Reversing yet another policy move by Barack Obama, President Trump plans to re-institute restrictions on travel to Cuba and USA business dealings with entities tied to the Cuban military and intelligence services, officials said Thursday. The officials spoke on condition of anonymity to discuss the policy before Trump announces it, despite the president’s regular criticism of the use of anonymous sources.
His secretary of state, Rex Tillerson, said in the Senate this week that the Trump administration believes that more pressure must be put on the Cuban government to make progress on human rights, since Obama’s policy has had no results in that area. In addition to travel, other changes will include a prohibition of direct financial transactions involving Cuban military, intelligence and security services, with some exceptions.
While tourism to Cuba is still technically banned by federal law, the Obama administration had made concessions to allow USA citizens to travel to the island nation and spend money if their goal for traveling fell under one of 12 accepted reasons. Trump reportedly cited human-rights violations in Cuba as justification for a new US approach; video continues to circulate on the Internet of a man, at a Havana May Day celebration, who is crushed and carried off by others as he runs with an American flag over his head as other revelers look on.
When Obama lifted the ban on Americans bringing Cuba’s fabled cigars and rum home from travel overseas for personal use, many took the opportunity to light one up and sip a glass of añejo.
In Havana, 53-year-old hairdresser Dioslans Castillo said Obama’s 2016 visit to Havana and his calls for Cubans to seize control of their economic destiny had inspired him to try to open a bar with gourmet food and cultural activities for LGBT Cubans. Trump’s policy also will not reinstate the “wet foot, dry foot” policy, which allowed any Cuban who made it to USA soil to stay and become a legal resident.
Senior White House officials say Trump’s new directives eliminate individual people-to-people visits to Cuba by Americans.
“Early reports have confirmed that on Friday, June 16, 2017 President Trump will officially announce a significant uptick in enforcement in U.S.travel to Cuba”. But none of the changes will become effective until the Treasury Department issues new regulations, which could take months.
The group trips would require USA visitors to travel with a guide from an educational group-a requirement the Obama policy had lifted.
Cuba’s tourism ministry acknowledged that the tourism boom was linked directly to the renewal of diplomatic relations with the U.S. There are now commercial flights to Cuba, and cruise ships sailing from the Ports of Tampa and Miami.
Those changes loosened a tight embargo that had been imposed on the Communist island decades ago.

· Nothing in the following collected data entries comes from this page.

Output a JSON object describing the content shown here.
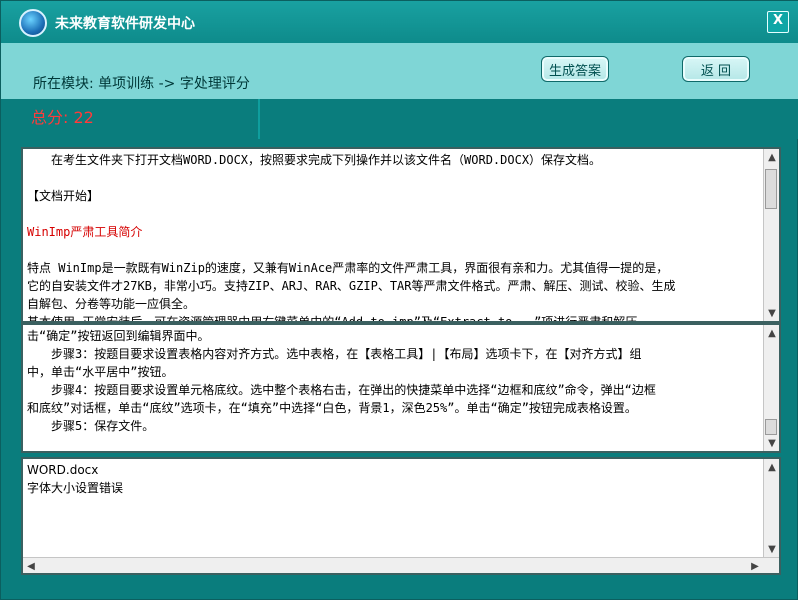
{
  "app": {
    "title": "未来教育软件研发中心",
    "close_glyph": "X"
  },
  "module": {
    "label": "所在模块: 单项训练 -> 字处理评分"
  },
  "buttons": {
    "generate_answer": "生成答案",
    "back": "返  回"
  },
  "score": {
    "text": "总分: 22"
  },
  "panel1": {
    "lines": [
      "在考生文件夹下打开文档WORD.DOCX，按照要求完成下列操作并以该文件名（WORD.DOCX）保存文档。",
      "",
      "【文档开始】",
      "",
      "WinImp严肃工具简介",
      "",
      "特点  WinImp是一款既有WinZip的速度，又兼有WinAce严肃率的文件严肃工具，界面很有亲和力。尤其值得一提的是，",
      "它的自安装文件才27KB，非常小巧。支持ZIP、ARJ、RAR、GZIP、TAR等严肃文件格式。严肃、解压、测试、校验、生成",
      "自解包、分卷等功能一应俱全。",
      "基本使用  正常安装后，可在资源管理器中用右键菜单中的“Add to imp”及“Extract to...”项进行严肃和解压。"
    ]
  },
  "panel2": {
    "lines": [
      "击“确定”按钮返回到编辑界面中。",
      "步骤3：按题目要求设置表格内容对齐方式。选中表格，在【表格工具】|【布局】选项卡下，在【对齐方式】组",
      "中，单击“水平居中”按钮。",
      "步骤4：按题目要求设置单元格底纹。选中整个表格右击，在弹出的快捷菜单中选择“边框和底纹”命令，弹出“边框",
      "和底纹”对话框，单击“底纹”选项卡，在“填充”中选择“白色，背景1，深色25%”。单击“确定”按钮完成表格设置。",
      "步骤5：保存文件。"
    ]
  },
  "panel3": {
    "lines": [
      "WORD.docx",
      "字体大小设置错误"
    ]
  },
  "colors": {
    "background": "#0a7d7d",
    "band": "#7fd6d6",
    "score_red": "#ff3b3b",
    "title_red": "#d60000"
  }
}
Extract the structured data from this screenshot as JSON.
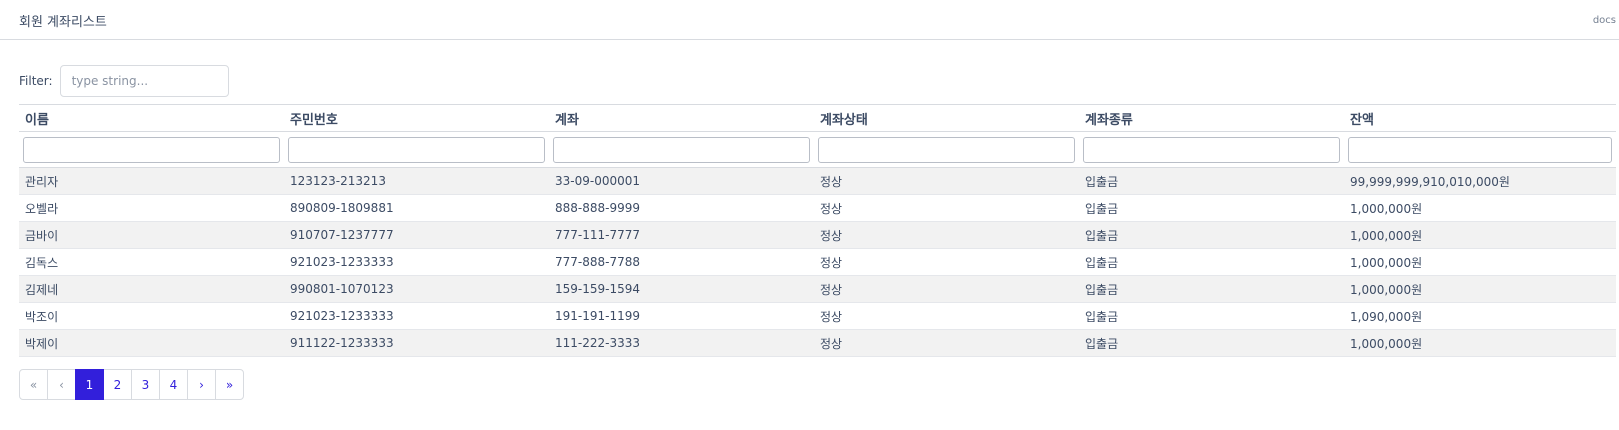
{
  "header": {
    "title": "회원 계좌리스트",
    "docs_label": "docs"
  },
  "filter": {
    "label": "Filter:",
    "placeholder": "type string..."
  },
  "table": {
    "columns": [
      "이름",
      "주민번호",
      "계좌",
      "계좌상태",
      "계좌종류",
      "잔액"
    ],
    "rows": [
      [
        "관리자",
        "123123-213213",
        "33-09-000001",
        "정상",
        "입출금",
        "99,999,999,910,010,000원"
      ],
      [
        "오벨라",
        "890809-1809881",
        "888-888-9999",
        "정상",
        "입출금",
        "1,000,000원"
      ],
      [
        "금바이",
        "910707-1237777",
        "777-111-7777",
        "정상",
        "입출금",
        "1,000,000원"
      ],
      [
        "김독스",
        "921023-1233333",
        "777-888-7788",
        "정상",
        "입출금",
        "1,000,000원"
      ],
      [
        "김제네",
        "990801-1070123",
        "159-159-1594",
        "정상",
        "입출금",
        "1,000,000원"
      ],
      [
        "박조이",
        "921023-1233333",
        "191-191-1199",
        "정상",
        "입출금",
        "1,090,000원"
      ],
      [
        "박제이",
        "911122-1233333",
        "111-222-3333",
        "정상",
        "입출금",
        "1,000,000원"
      ]
    ]
  },
  "pagination": {
    "first": "«",
    "prev": "‹",
    "pages": [
      "1",
      "2",
      "3",
      "4"
    ],
    "active_page": "1",
    "next": "›",
    "last": "»"
  },
  "colors": {
    "accent": "#321fdb",
    "text": "#3c4b64",
    "striped_row": "#f2f2f2",
    "border": "#d8dbe0"
  }
}
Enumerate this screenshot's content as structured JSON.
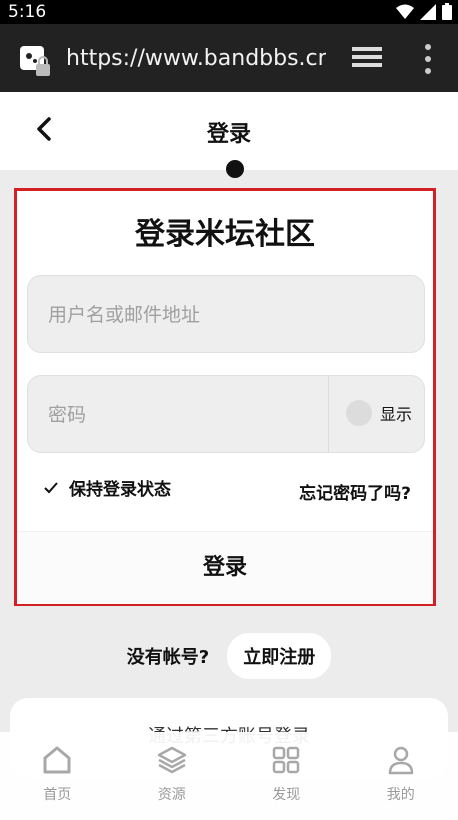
{
  "status_bar": {
    "time": "5:16"
  },
  "browser": {
    "url": "https://www.bandbbs.cn/"
  },
  "header": {
    "title": "登录"
  },
  "login_card": {
    "heading": "登录米坛社区",
    "username_placeholder": "用户名或邮件地址",
    "password_placeholder": "密码",
    "show_label": "显示",
    "remember_label": "保持登录状态",
    "forgot_label": "忘记密码了吗?",
    "submit_label": "登录"
  },
  "signup": {
    "question": "没有帐号?",
    "button": "立即注册"
  },
  "third_party": {
    "text": "通过第三方账号登录"
  },
  "bottom_nav": {
    "items": [
      {
        "label": "首页",
        "icon": "home-icon"
      },
      {
        "label": "资源",
        "icon": "layers-icon"
      },
      {
        "label": "发现",
        "icon": "grid-icon"
      },
      {
        "label": "我的",
        "icon": "user-icon"
      }
    ]
  },
  "colors": {
    "highlight": "#d32026",
    "nav_gray": "#9a9a9a"
  }
}
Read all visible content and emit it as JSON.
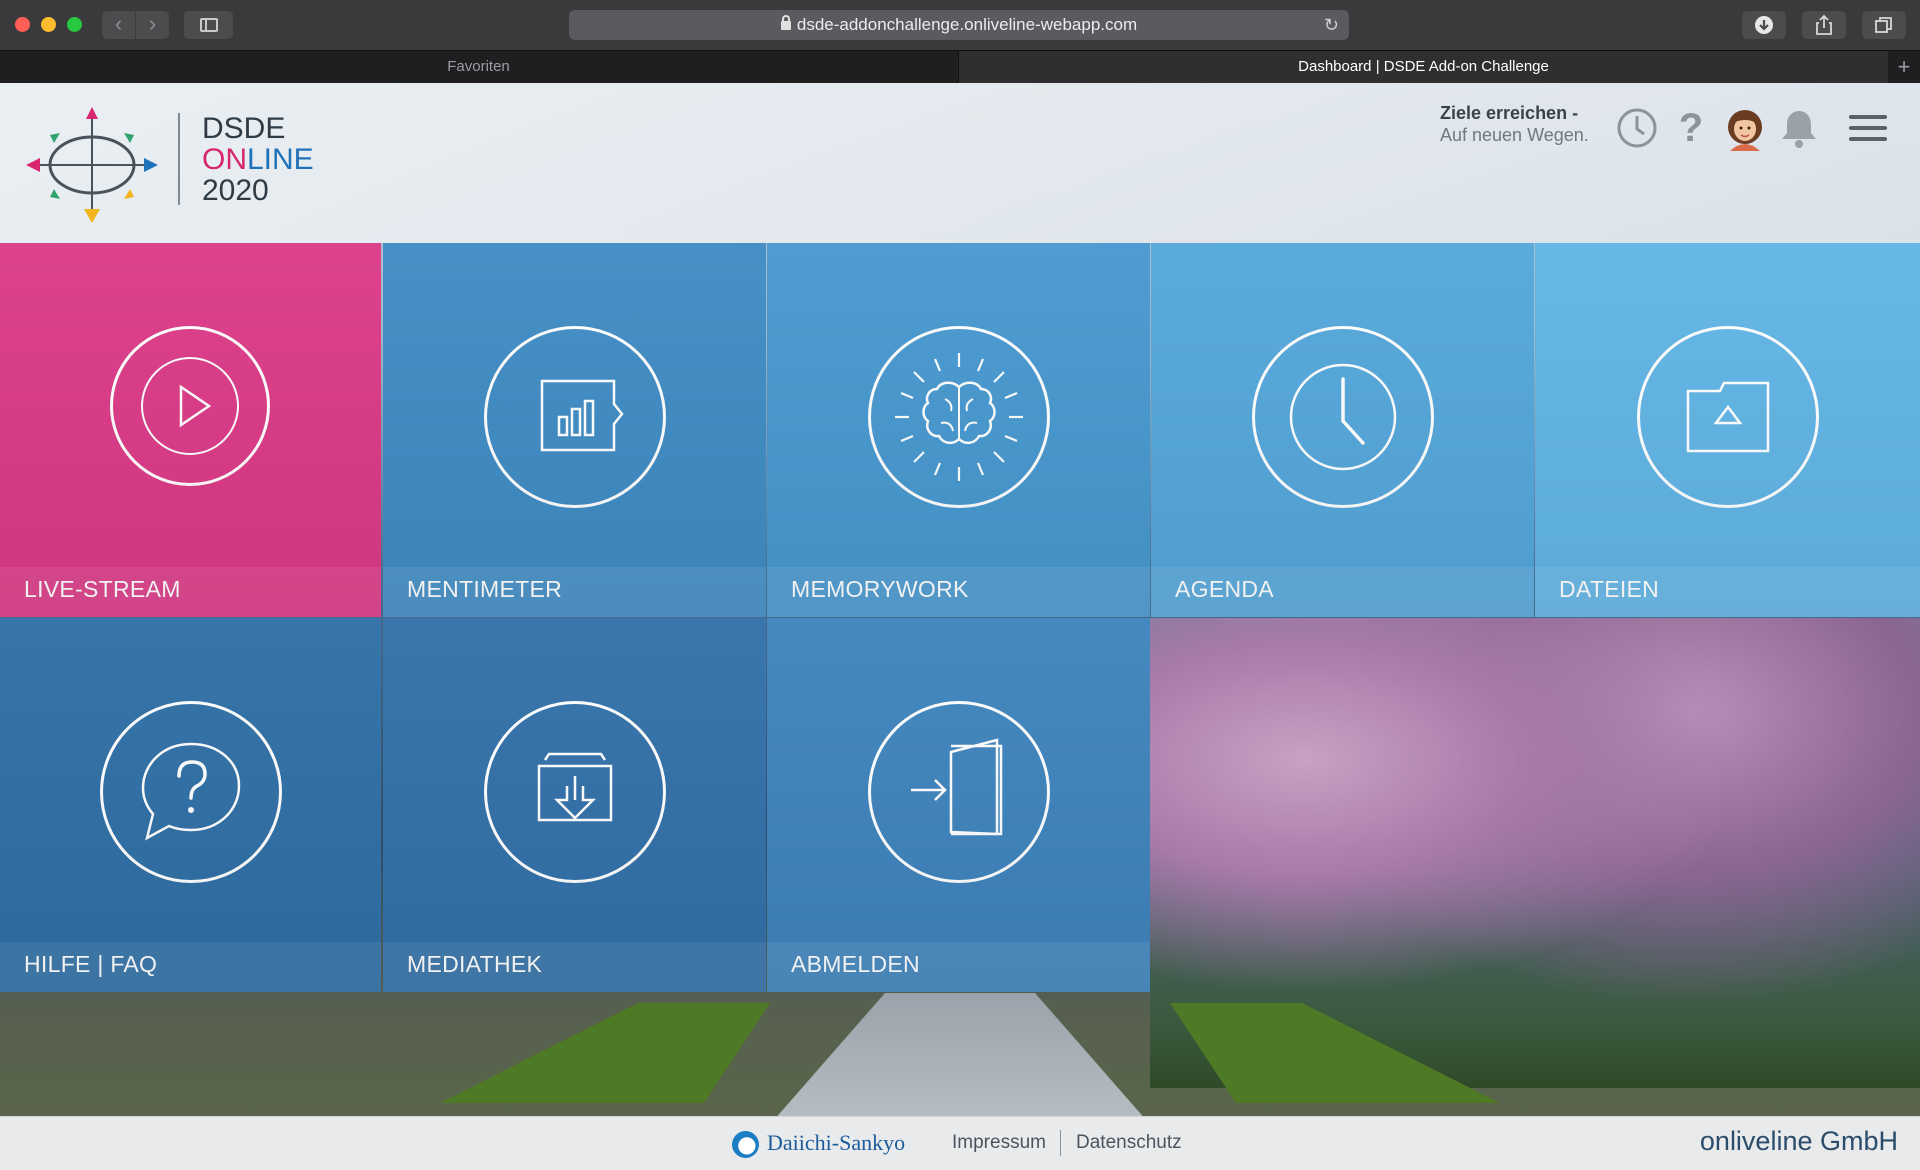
{
  "browser": {
    "url": "dsde-addonchallenge.onliveline-webapp.com",
    "tabs": [
      {
        "label": "Favoriten"
      },
      {
        "label": "Dashboard | DSDE Add-on Challenge"
      }
    ],
    "new_tab_label": "+"
  },
  "header": {
    "brand": {
      "line1": "DSDE",
      "line2_a": "ON",
      "line2_b": "LINE",
      "line3": "2020"
    },
    "slogan": {
      "title": "Ziele erreichen -",
      "subtitle": "Auf neuen Wegen."
    },
    "icons": [
      "clock-icon",
      "help-icon",
      "avatar",
      "bell-icon",
      "menu-icon"
    ],
    "help_glyph": "?"
  },
  "tiles": [
    {
      "label": "LIVE-STREAM",
      "icon": "play-icon",
      "color": "#dc3a87"
    },
    {
      "label": "MENTIMETER",
      "icon": "chart-icon",
      "color": "#3f8cc5"
    },
    {
      "label": "MEMORYWORK",
      "icon": "brain-icon",
      "color": "#4798d0"
    },
    {
      "label": "AGENDA",
      "icon": "clock-icon",
      "color": "#54a7db"
    },
    {
      "label": "DATEIEN",
      "icon": "folder-icon",
      "color": "#61b5e6"
    },
    {
      "label": "HILFE | FAQ",
      "icon": "question-bubble-icon",
      "color": "#2f6fa6"
    },
    {
      "label": "MEDIATHEK",
      "icon": "archive-icon",
      "color": "#3271a9"
    },
    {
      "label": "ABMELDEN",
      "icon": "logout-door-icon",
      "color": "#3e84bd"
    }
  ],
  "footer": {
    "partner": "Daiichi-Sankyo",
    "links": [
      {
        "label": "Impressum"
      },
      {
        "label": "Datenschutz"
      }
    ],
    "company": "onliveline GmbH"
  }
}
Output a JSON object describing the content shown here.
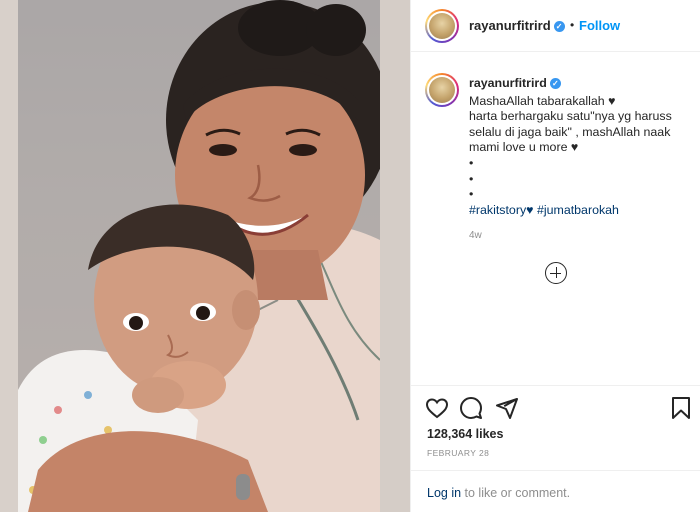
{
  "post": {
    "username": "rayanurfitrird",
    "verified_mark": "✓",
    "dot": "•",
    "follow_label": "Follow"
  },
  "caption": {
    "username": "rayanurfitrird",
    "lines": [
      "MashaAllah tabarakallah ♥",
      "harta berhargaku satu\"nya yg haruss",
      "selalu di jaga baik\" , mashAllah naak",
      "mami love u more ♥",
      "•",
      "•",
      "•"
    ],
    "hashtag1": "#rakitstory♥",
    "hashtag2": "#jumatbarokah",
    "time_ago": "4w"
  },
  "stats": {
    "likes": "128,364 likes",
    "date": "FEBRUARY 28"
  },
  "login": {
    "link": "Log in",
    "rest": " to like or comment."
  },
  "icons": {
    "like": "heart-icon",
    "comment": "comment-icon",
    "share": "share-icon",
    "save": "bookmark-icon",
    "load_more": "plus-circle-icon"
  },
  "colors": {
    "accent": "#0095f6",
    "hashtag": "#00376b",
    "muted": "#8e8e8e"
  }
}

In January of 2015, Obama requested Congress to lift a number of trade restrictions which had been instated at the start of the US blockade on the Caribbean island. Marco Rubio and Rep. Mario Diaz-Balart, two Cuban-American lawmakers from South Florida.
The son of a Cuban immigrant, Rubio opposed Obama’s re-engagement with Cuba, saying Obama was making concessions to an “odious regime”. The new policy has come together after meetings within the administration. Last week, a group of House Republicans sent a letter to President Trump opposing “reversing course” on Cuba. Rubio’s point was that the Cuba regime needed to be overthrown before the US even offered them anything saying that they had not paid the price for their treatment of Cubans.
Supporters of Trump’s changes said they are created to hurt Cuba’s communist government economically, and encourage people to rise up against the regime that has been in power since 1959.
Trump had previously said he supported restoring diplomatic relations but wished the USA had negotiated a better deal.
Moving forward, the White House announced it will create a series of reforms designed to make it very hard for Raul Castro’s successor to maintain the high oppressive regime in Cuba. The theater is named for an exile leader of the Bay of Pigs veterans’ association that endorsed Trump last October.